Warning: as mentioned in a comment, the result that we get is not 100% identical if we stream the output of ffmpeg or if we let ffmpeg write himself to a local file. When writing to a local file, ffmpeg has the ability to seek back to the beginning of the file when it is done transcoding. It can then update the file metadata with some results of the transcoding. I don't know what's the impact of not having this updated metadata.

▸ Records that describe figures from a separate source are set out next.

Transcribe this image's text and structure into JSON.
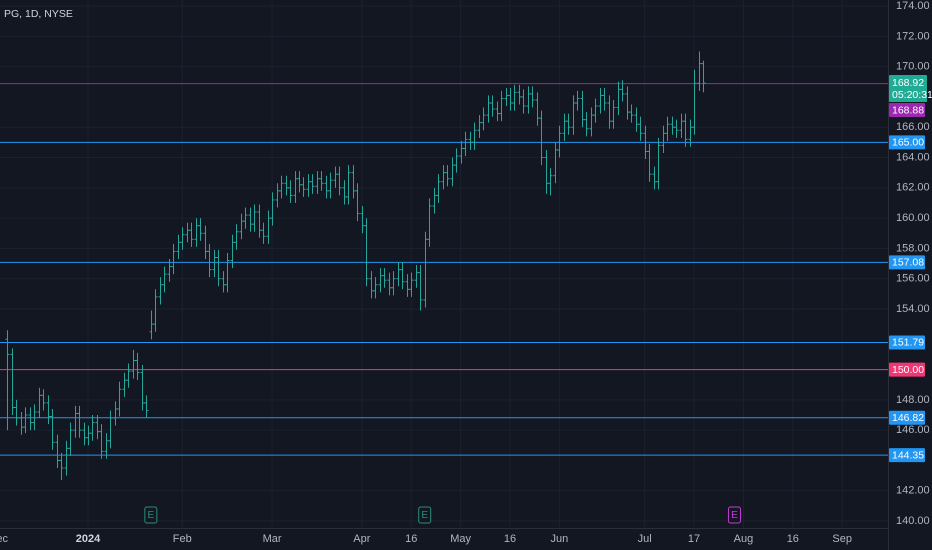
{
  "chart_data": {
    "type": "ohlc",
    "title": "PG, 1D, NYSE",
    "color": "#26a69a",
    "grid": true,
    "ylim": [
      139.54,
      174.4
    ],
    "xlim": [
      -19.6,
      178.2
    ],
    "yticks": [
      {
        "value": 140,
        "label": "140.00"
      },
      {
        "value": 142,
        "label": "142.00"
      },
      {
        "value": 146,
        "label": "146.00"
      },
      {
        "value": 148,
        "label": "148.00"
      },
      {
        "value": 154,
        "label": "154.00"
      },
      {
        "value": 156,
        "label": "156.00"
      },
      {
        "value": 158,
        "label": "158.00"
      },
      {
        "value": 160,
        "label": "160.00"
      },
      {
        "value": 162,
        "label": "162.00"
      },
      {
        "value": 164,
        "label": "164.00"
      },
      {
        "value": 166,
        "label": "166.00"
      },
      {
        "value": 170,
        "label": "170.00"
      },
      {
        "value": 172,
        "label": "172.00"
      },
      {
        "value": 174,
        "label": "174.00"
      }
    ],
    "xticks": [
      {
        "value": -20,
        "label": "Dec"
      },
      {
        "value": 0,
        "label": "2024"
      },
      {
        "value": 21,
        "label": "Feb"
      },
      {
        "value": 41,
        "label": "Mar"
      },
      {
        "value": 61,
        "label": "Apr"
      },
      {
        "value": 72,
        "label": "16"
      },
      {
        "value": 83,
        "label": "May"
      },
      {
        "value": 94,
        "label": "16"
      },
      {
        "value": 105,
        "label": "Jun"
      },
      {
        "value": 124,
        "label": "Jul"
      },
      {
        "value": 135,
        "label": "17"
      },
      {
        "value": 146,
        "label": "Aug"
      },
      {
        "value": 157,
        "label": "16"
      },
      {
        "value": 168,
        "label": "Sep"
      }
    ],
    "x_start": -18,
    "ohlc": [
      [
        152.0,
        152.6,
        146.0,
        151.0
      ],
      [
        151.0,
        151.4,
        147.0,
        147.5
      ],
      [
        147.5,
        148.0,
        146.3,
        146.8
      ],
      [
        146.8,
        147.2,
        145.7,
        146.2
      ],
      [
        146.2,
        147.5,
        145.8,
        147.0
      ],
      [
        147.0,
        147.5,
        146.0,
        146.5
      ],
      [
        146.5,
        147.7,
        146.0,
        147.2
      ],
      [
        147.2,
        148.8,
        146.8,
        148.3
      ],
      [
        148.3,
        148.7,
        147.3,
        147.8
      ],
      [
        147.8,
        148.3,
        146.4,
        146.9
      ],
      [
        146.9,
        147.4,
        144.7,
        145.2
      ],
      [
        145.2,
        145.7,
        143.5,
        144.0
      ],
      [
        144.0,
        144.5,
        142.7,
        143.5
      ],
      [
        143.5,
        145.3,
        143.0,
        144.8
      ],
      [
        144.8,
        146.5,
        144.3,
        146.0
      ],
      [
        146.0,
        147.6,
        145.5,
        147.1
      ],
      [
        147.1,
        147.6,
        145.5,
        146.0
      ],
      [
        146.0,
        146.5,
        145.0,
        145.5
      ],
      [
        145.5,
        146.3,
        145.0,
        145.8
      ],
      [
        145.8,
        147.0,
        145.3,
        146.5
      ],
      [
        146.5,
        147.0,
        145.4,
        145.9
      ],
      [
        145.9,
        146.4,
        144.1,
        144.6
      ],
      [
        144.6,
        145.8,
        144.1,
        145.3
      ],
      [
        145.3,
        147.3,
        144.8,
        146.8
      ],
      [
        146.8,
        147.9,
        146.3,
        147.4
      ],
      [
        147.4,
        149.2,
        146.9,
        148.7
      ],
      [
        148.7,
        149.8,
        148.2,
        149.3
      ],
      [
        149.3,
        150.4,
        148.8,
        149.9
      ],
      [
        149.9,
        151.3,
        149.4,
        150.6
      ],
      [
        150.6,
        151.1,
        149.3,
        149.8
      ],
      [
        149.8,
        150.3,
        147.3,
        147.8
      ],
      [
        147.8,
        148.3,
        146.8,
        147.3
      ],
      [
        152.5,
        153.9,
        152.0,
        153.0
      ],
      [
        153.0,
        155.3,
        152.5,
        154.8
      ],
      [
        154.8,
        156.1,
        154.3,
        155.6
      ],
      [
        155.6,
        156.8,
        155.1,
        156.3
      ],
      [
        156.3,
        157.3,
        155.8,
        156.8
      ],
      [
        156.8,
        158.3,
        156.3,
        157.8
      ],
      [
        157.8,
        158.9,
        157.3,
        158.4
      ],
      [
        158.4,
        159.4,
        157.9,
        158.9
      ],
      [
        158.9,
        159.7,
        158.4,
        159.2
      ],
      [
        159.2,
        159.7,
        158.1,
        158.6
      ],
      [
        158.6,
        160.0,
        158.1,
        159.5
      ],
      [
        159.5,
        160.0,
        158.5,
        159.0
      ],
      [
        159.0,
        159.5,
        157.3,
        157.8
      ],
      [
        157.8,
        158.3,
        156.1,
        156.6
      ],
      [
        156.6,
        157.9,
        156.1,
        157.4
      ],
      [
        157.4,
        157.9,
        155.5,
        156.0
      ],
      [
        156.0,
        156.5,
        155.1,
        155.6
      ],
      [
        155.6,
        157.7,
        155.1,
        157.2
      ],
      [
        157.2,
        158.9,
        156.7,
        158.4
      ],
      [
        158.4,
        159.6,
        157.9,
        159.1
      ],
      [
        159.1,
        160.3,
        158.6,
        159.8
      ],
      [
        159.8,
        160.7,
        159.3,
        160.2
      ],
      [
        160.2,
        160.7,
        159.1,
        159.6
      ],
      [
        159.6,
        160.9,
        159.1,
        160.4
      ],
      [
        160.4,
        160.9,
        158.7,
        159.2
      ],
      [
        159.2,
        159.7,
        158.3,
        158.8
      ],
      [
        158.8,
        160.5,
        158.3,
        160.0
      ],
      [
        160.0,
        161.7,
        159.5,
        161.2
      ],
      [
        161.2,
        162.3,
        160.7,
        161.8
      ],
      [
        161.8,
        162.8,
        161.3,
        162.3
      ],
      [
        162.3,
        162.8,
        161.5,
        162.0
      ],
      [
        162.0,
        162.5,
        161.0,
        161.5
      ],
      [
        161.5,
        163.1,
        161.0,
        162.6
      ],
      [
        162.6,
        163.1,
        161.7,
        162.2
      ],
      [
        162.2,
        162.7,
        161.4,
        161.9
      ],
      [
        161.9,
        162.9,
        161.4,
        162.4
      ],
      [
        162.4,
        162.9,
        161.6,
        162.1
      ],
      [
        162.1,
        163.1,
        161.6,
        162.6
      ],
      [
        162.6,
        163.1,
        161.8,
        162.3
      ],
      [
        162.3,
        162.8,
        161.3,
        161.8
      ],
      [
        161.8,
        163.0,
        161.3,
        162.5
      ],
      [
        162.5,
        163.4,
        162.0,
        162.9
      ],
      [
        162.9,
        163.4,
        161.5,
        162.0
      ],
      [
        162.0,
        162.5,
        160.9,
        161.4
      ],
      [
        161.4,
        163.5,
        160.9,
        163.0
      ],
      [
        163.0,
        163.5,
        161.3,
        161.8
      ],
      [
        161.8,
        162.3,
        159.8,
        160.3
      ],
      [
        160.3,
        160.8,
        159.0,
        159.5
      ],
      [
        159.5,
        160.0,
        155.5,
        156.0
      ],
      [
        156.0,
        156.5,
        154.7,
        155.2
      ],
      [
        155.2,
        156.1,
        154.7,
        155.6
      ],
      [
        155.6,
        156.7,
        155.1,
        156.2
      ],
      [
        156.2,
        156.7,
        155.4,
        155.9
      ],
      [
        155.9,
        156.4,
        154.9,
        155.4
      ],
      [
        155.4,
        156.5,
        154.9,
        156.0
      ],
      [
        156.0,
        157.1,
        155.5,
        156.6
      ],
      [
        156.6,
        157.1,
        155.3,
        155.8
      ],
      [
        155.8,
        156.3,
        154.8,
        155.3
      ],
      [
        155.3,
        156.4,
        154.8,
        155.9
      ],
      [
        155.9,
        156.9,
        155.4,
        156.4
      ],
      [
        156.4,
        156.9,
        153.9,
        154.6
      ],
      [
        154.6,
        159.1,
        154.1,
        158.6
      ],
      [
        158.6,
        161.3,
        158.1,
        160.8
      ],
      [
        160.8,
        162.0,
        160.3,
        161.5
      ],
      [
        161.5,
        162.9,
        161.0,
        162.4
      ],
      [
        162.4,
        163.5,
        161.9,
        163.0
      ],
      [
        163.0,
        163.5,
        162.1,
        162.6
      ],
      [
        162.6,
        164.0,
        162.1,
        163.5
      ],
      [
        163.5,
        164.6,
        163.0,
        164.1
      ],
      [
        164.1,
        165.1,
        163.6,
        164.6
      ],
      [
        164.6,
        165.7,
        164.1,
        165.2
      ],
      [
        165.2,
        165.7,
        164.5,
        165.0
      ],
      [
        165.0,
        166.3,
        164.5,
        165.8
      ],
      [
        165.8,
        166.8,
        165.3,
        166.3
      ],
      [
        166.3,
        167.3,
        165.8,
        166.8
      ],
      [
        166.8,
        168.1,
        166.3,
        167.6
      ],
      [
        167.6,
        168.1,
        166.7,
        167.2
      ],
      [
        167.2,
        167.7,
        166.4,
        166.9
      ],
      [
        166.9,
        168.4,
        166.4,
        167.9
      ],
      [
        167.9,
        168.6,
        167.4,
        168.1
      ],
      [
        168.1,
        168.6,
        167.1,
        167.6
      ],
      [
        167.6,
        168.8,
        167.1,
        168.3
      ],
      [
        168.3,
        168.8,
        167.5,
        168.0
      ],
      [
        168.0,
        168.5,
        166.9,
        167.4
      ],
      [
        167.4,
        168.7,
        166.9,
        168.2
      ],
      [
        168.2,
        168.7,
        167.3,
        167.8
      ],
      [
        167.8,
        168.3,
        166.1,
        166.6
      ],
      [
        166.6,
        167.1,
        163.5,
        164.0
      ],
      [
        164.0,
        164.5,
        161.6,
        162.3
      ],
      [
        162.3,
        163.3,
        161.5,
        162.8
      ],
      [
        162.8,
        165.0,
        162.3,
        164.5
      ],
      [
        164.5,
        166.1,
        164.0,
        165.6
      ],
      [
        165.6,
        166.9,
        165.1,
        166.4
      ],
      [
        166.4,
        166.9,
        165.5,
        166.0
      ],
      [
        166.0,
        168.1,
        165.5,
        167.6
      ],
      [
        167.6,
        168.4,
        167.1,
        167.9
      ],
      [
        167.9,
        168.4,
        166.0,
        166.5
      ],
      [
        166.5,
        167.0,
        165.4,
        165.9
      ],
      [
        165.9,
        167.3,
        165.4,
        166.8
      ],
      [
        166.8,
        167.9,
        166.3,
        167.4
      ],
      [
        167.4,
        168.6,
        166.9,
        168.1
      ],
      [
        168.1,
        168.6,
        167.1,
        167.6
      ],
      [
        167.6,
        168.1,
        165.9,
        166.4
      ],
      [
        166.4,
        167.8,
        165.9,
        167.3
      ],
      [
        167.3,
        169.0,
        166.8,
        168.5
      ],
      [
        168.5,
        169.1,
        167.7,
        168.2
      ],
      [
        168.2,
        168.7,
        166.5,
        167.0
      ],
      [
        167.0,
        167.5,
        166.3,
        166.8
      ],
      [
        166.8,
        167.3,
        165.7,
        166.2
      ],
      [
        166.2,
        166.7,
        165.1,
        165.6
      ],
      [
        165.6,
        166.1,
        163.9,
        164.4
      ],
      [
        164.4,
        164.9,
        162.4,
        162.9
      ],
      [
        162.9,
        163.4,
        161.9,
        162.4
      ],
      [
        162.4,
        165.3,
        161.9,
        164.8
      ],
      [
        164.8,
        166.1,
        164.3,
        165.6
      ],
      [
        165.6,
        166.7,
        165.1,
        166.2
      ],
      [
        166.2,
        166.7,
        165.5,
        166.0
      ],
      [
        166.0,
        166.5,
        165.3,
        165.8
      ],
      [
        165.8,
        166.9,
        165.3,
        166.4
      ],
      [
        166.4,
        166.9,
        164.7,
        165.2
      ],
      [
        165.2,
        166.5,
        164.7,
        166.0
      ],
      [
        166.0,
        169.8,
        165.5,
        168.9
      ],
      [
        168.9,
        171.0,
        168.4,
        170.2
      ],
      [
        170.2,
        170.4,
        168.3,
        168.92
      ]
    ],
    "countdown": "05:20:31",
    "last_price_color": "#22ab94",
    "levels": [
      {
        "value": 168.88,
        "label": "168.88",
        "color": "#9c27b0"
      },
      {
        "value": 165,
        "label": "165.00",
        "color": "#2196f3"
      },
      {
        "value": 157.08,
        "label": "157.08",
        "color": "#2196f3"
      },
      {
        "value": 151.79,
        "label": "151.79",
        "color": "#2196f3"
      },
      {
        "value": 150,
        "label": "150.00",
        "color": "#f23674"
      },
      {
        "value": 146.82,
        "label": "146.82",
        "color": "#2196f3"
      },
      {
        "value": 144.35,
        "label": "144.35",
        "color": "#2196f3"
      }
    ],
    "events": [
      {
        "x": 14,
        "label": "E",
        "color": "#2e8b76"
      },
      {
        "x": 75,
        "label": "E",
        "color": "#2e8b76"
      },
      {
        "x": 144,
        "label": "E",
        "color": "#c53ad6"
      }
    ]
  }
}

I use the ffmpeg pipe access protocol like @mabead mentioned in his answer and everything works fine. I actually target the file via url and it seems to work. .mp4 will cause some issues because you need to be able to seek back to the beginning of the output to write headers after encoding is finished. Adding -movflags frag_keyframe+empty_moov fixed that for my use case. Hope this code helps:

ffmpeg -i https://notreal-bucket.s3-us-west-1.amazonaws.com/video/video.mp4 -f mp4 -movflags frag_keyframe+empty_moov pipe:1 | aws s3 cp - s3://notreal-bucket/video/output.mp4

ffmpeg docs - pipe


The AWS CLI actually has a feature for doing exactly what @mabead described above. Since the CLI is not installed in lambda by default, you will need to include it, probably as a layer, but if you have ffmpeg installed already, you obviously know how to do this.

Basically, it looks like this (without ffmpeg options):

aws s3 cp s3://source-bucket/source.mp4 - | ffmpeg -i - -f matroska - | aws s3 cp - s3://dest-bucket/output.mkv

You can include a dash ('-') as either the source or filename in both the CLI and ffmpeg commands. So this this case, we're saying read from S3 into STDOUT, pipe that to ffmpeg STDIN, write ffmpeg output to STDOUT, pipe that to S3 destination.

I generally only work with Video files, so I don't have a lot of experience with straight audio so you'll have to give it a shot. One thing I have noticed is that certain container formats don't work for the output side of this. For example, if I try to write to an mp4 file in S3 I see the following error:

muxer does not support non seekable output Could not write header for
output file #0 (incorrect codec parameters ?): Invalid argument Error
initializing output stream 0:0 --

I think this is probably the same issue as the comment about not being able to update the header with results of the final encode. You'll have to see what happens with mp3.